You may use small amounts (< 10 lines) of general purpose code (not specific to the assignment) obtained from sites such as Stack Overflow or other publicly available resources. You should clearly attribute the source of this code in a comment with it.
You are not permitted to request help with the assignment apart from in the course forum, help sessions or from course lecturers or tutors.
Do not provide or show your assignment work to any other person ( including by posting it on the forum) apart from the teaching staff of COMP2521. When posting on the course forum, teaching staff will be able to view the assignment code you have recently submitted with give.
The work you submit must otherwise be entirely your own work. Submission of work partially or completely derived from any other person or jointly written with any other person is not permitted.

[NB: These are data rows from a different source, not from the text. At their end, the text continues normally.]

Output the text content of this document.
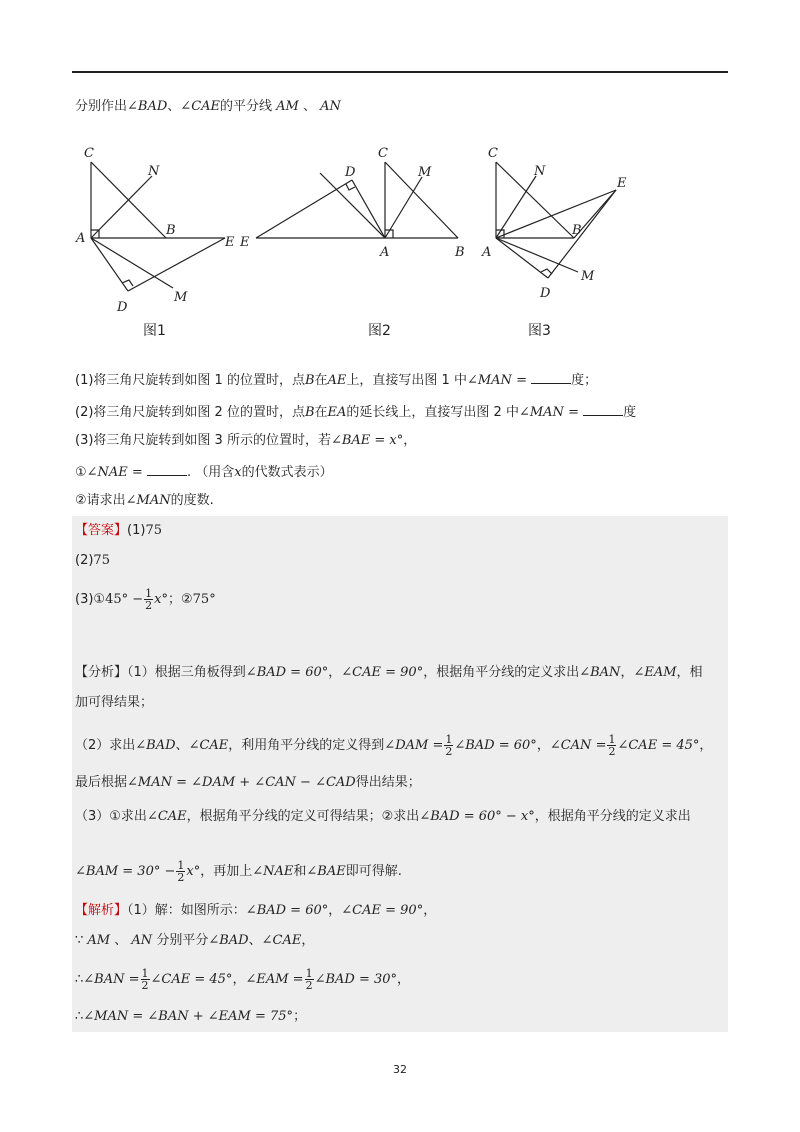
分别作出∠BAD、∠CAE的平分线 AM 、 AN
C
N
A
B
E
D
M
图1
C
D	M
E
A	B
图2
C
N
E
A
B
M
D
图3
(1)将三角尺旋转到如图 1 的位置时，点B在AE上，直接写出图 1 中∠MAN =	度；
(2)将三角尺旋转到如图 2 位的置时，点B在EA的延长线上，直接写出图 2 中∠MAN =	度
(3)将三角尺旋转到如图 3 所示的位置时，若∠BAE = x°，
①∠NAE =	. （用含x的代数式表示）
②请求出∠MAN的度数.
【答案】(1)75
(2)75
(3)①45° − $\frac{1}{2} x^\circ$；②75°
【分析】（1）根据三角板得到∠BAD = 60°，∠CAE = 90°，根据角平分线的定义求出∠BAN，∠EAM，相
加可得结果；
（2）求出∠BAD、∠CAE，利用角平分线的定义得到∠DAM = $\frac{1}{2}$ ∠BAD = 60°，∠CAN = $\frac{1}{2}$ ∠CAE = 45°，
最后根据∠MAN = ∠DAM + ∠CAN − ∠CAD得出结果；
（3）①求出∠CAE，根据角平分线的定义可得结果；②求出∠BAD = 60° − x°，根据角平分线的定义求出
∠BAM = $30^\circ - \frac{1}{2} x^\circ$，再加上∠NAE和∠BAE即可得解.
【解析】（1）解：如图所示：∠BAD = 60°，∠CAE = 90°，
∵ AM 、 AN 分别平分∠BAD、∠CAE，
∴∠BAN = $\frac{1}{2}$ ∠CAE = 45°，∠EAM = $\frac{1}{2}$ ∠BAD = 30°，
∴∠MAN = ∠BAN + ∠EAM = 75°；
32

The penalties for such an offence may include negative marks, automatic failure of the course and possibly other academic discipline. Assignment submissions will be examined both automatically and manually for such issues.

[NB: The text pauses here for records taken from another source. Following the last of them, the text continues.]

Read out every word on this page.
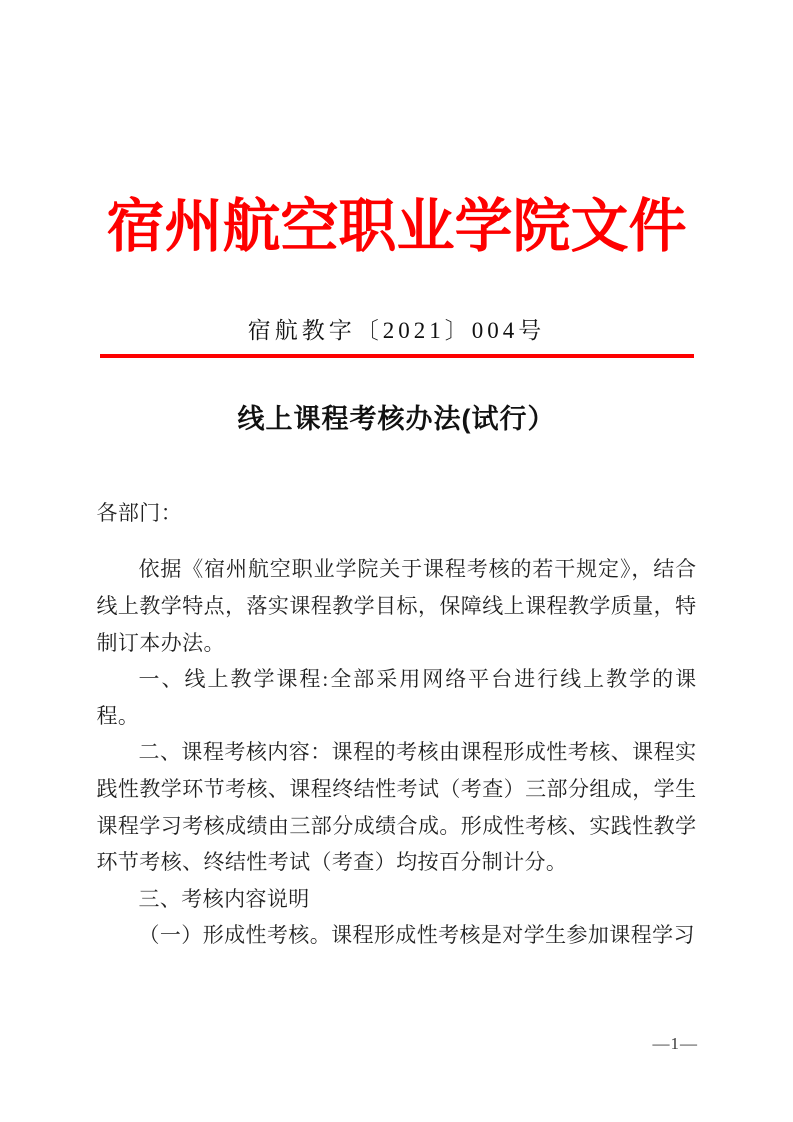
宿州航空职业学院文件
宿航教字〔2021〕004号
线上课程考核办法(试行）

各部门：

依据《宿州航空职业学院关于课程考核的若干规定》，结合线上教学特点，落实课程教学目标，保障线上课程教学质量，特制订本办法。

一、线上教学课程:全部采用网络平台进行线上教学的课程。

二、课程考核内容：课程的考核由课程形成性考核、课程实践性教学环节考核、课程终结性考试（考查）三部分组成，学生课程学习考核成绩由三部分成绩合成。形成性考核、实践性教学环节考核、终结性考试（考查）均按百分制计分。

三、考核内容说明

（一）形成性考核。课程形成性考核是对学生参加课程学习

—1—
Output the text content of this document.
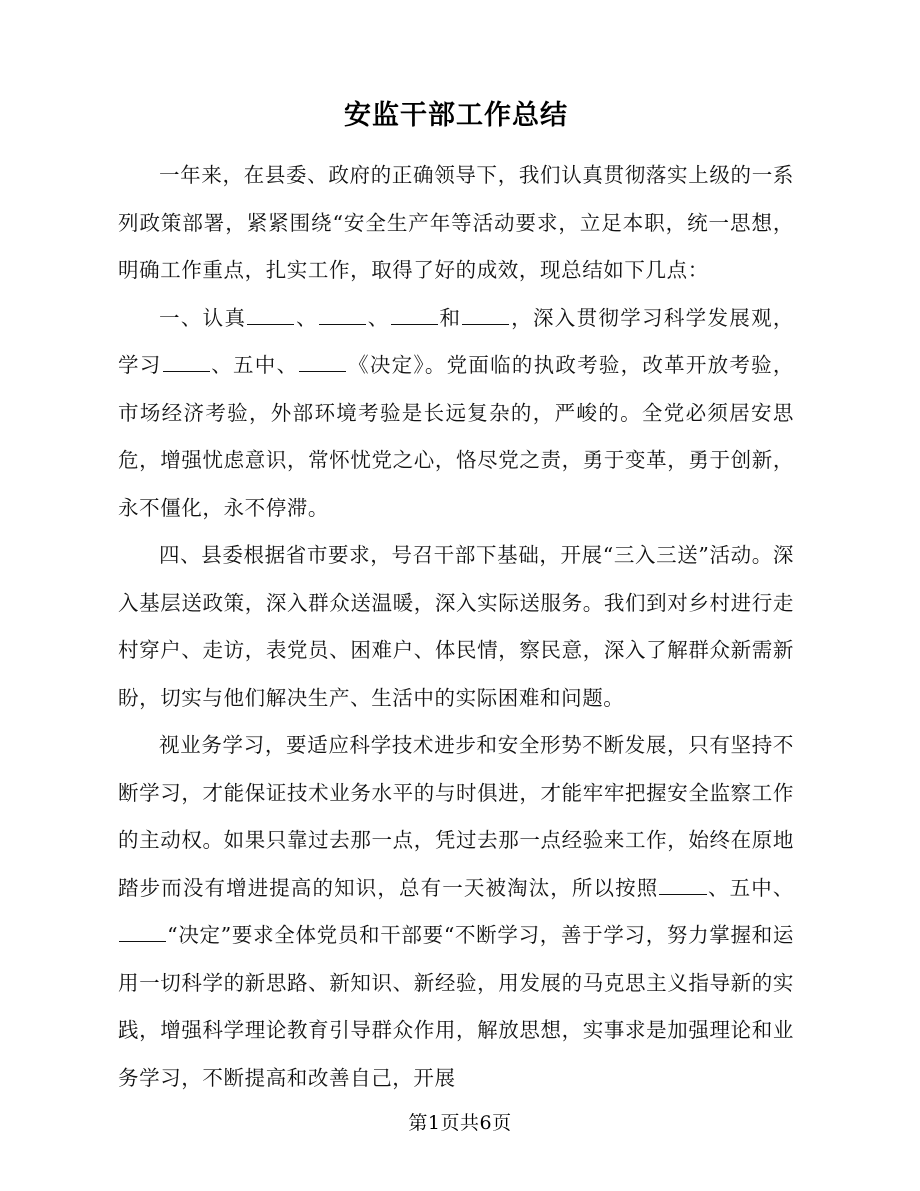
安监干部工作总结

一年来，在县委、政府的正确领导下，我们认真贯彻落实上级的一系列政策部署，紧紧围绕“安全生产年等活动要求，立足本职，统一思想，明确工作重点，扎实工作，取得了好的成效，现总结如下几点：

一、认真 、 、 和 ，深入贯彻学习科学发展观，学习 、五中、 《决定》。党面临的执政考验，改革开放考验，市场经济考验，外部环境考验是长远复杂的，严峻的。全党必须居安思危，增强忧虑意识，常怀忧党之心，恪尽党之责，勇于变革，勇于创新，永不僵化，永不停滞。

四、县委根据省市要求，号召干部下基础，开展“三入三送”活动。深入基层送政策，深入群众送温暖，深入实际送服务。我们到对乡村进行走村穿户、走访，表党员、困难户、体民情，察民意，深入了解群众新需新盼，切实与他们解决生产、生活中的实际困难和问题。

视业务学习，要适应科学技术进步和安全形势不断发展，只有坚持不断学习，才能保证技术业务水平的与时俱进，才能牢牢把握安全监察工作的主动权。如果只靠过去那一点，凭过去那一点经验来工作，始终在原地踏步而没有增进提高的知识，总有一天被淘汰，所以按照 、五中、“决定”要求全体党员和干部要“不断学习，善于学习，努力掌握和运用一切科学的新思路、新知识、新经验，用发展的马克思主义指导新的实践，增强科学理论教育引导群众作用，解放思想，实事求是加强理论和业务学习，不断提高和改善自己，开展

第1页共6页
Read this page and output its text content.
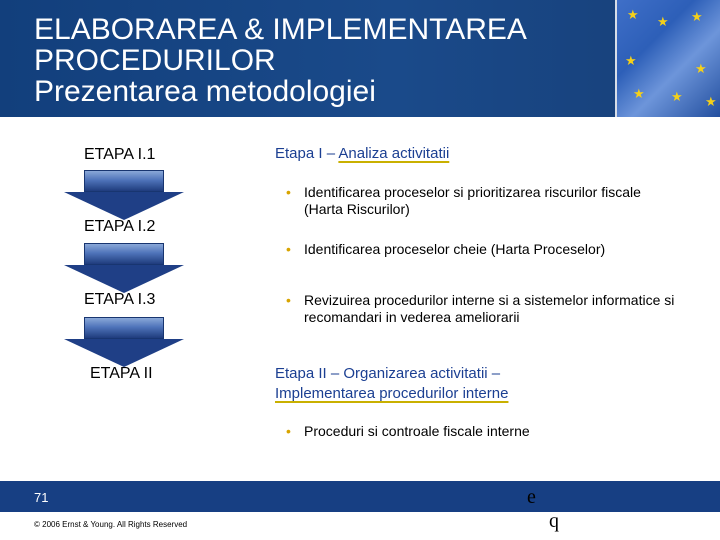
ELABORAREA & IMPLEMENTAREA
PROCEDURILOR
Prezentarea metodologiei
★ ★ ★
★
★
★ ★ ★
ETAPA I.1
ETAPA I.2
ETAPA I.3
ETAPA II
Etapa I – Analiza activitatii
• Identificarea proceselor si prioritizarea riscurilor fiscale (Harta Riscurilor)
• Identificarea proceselor cheie (Harta Proceselor)
• Revizuirea procedurilor interne si a sistemelor informatice si recomandari in vederea ameliorarii
Etapa II – Organizarea activitatii –
Implementarea procedurilor interne
• Proceduri si controale fiscale interne
71	e
q
© 2006 Ernst & Young. All Rights Reserved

Relevant scholarship authorities will be informed if students holding scholarships are involved in an incident of plagiarism or other misconduct. If you knowingly provide or show your assignment work to another person for any reason, and work derived from it is submitted, then you may be penalised, even if the work was submitted without your knowledge or consent. This may apply even if your work is submitted by a third party unknown to you.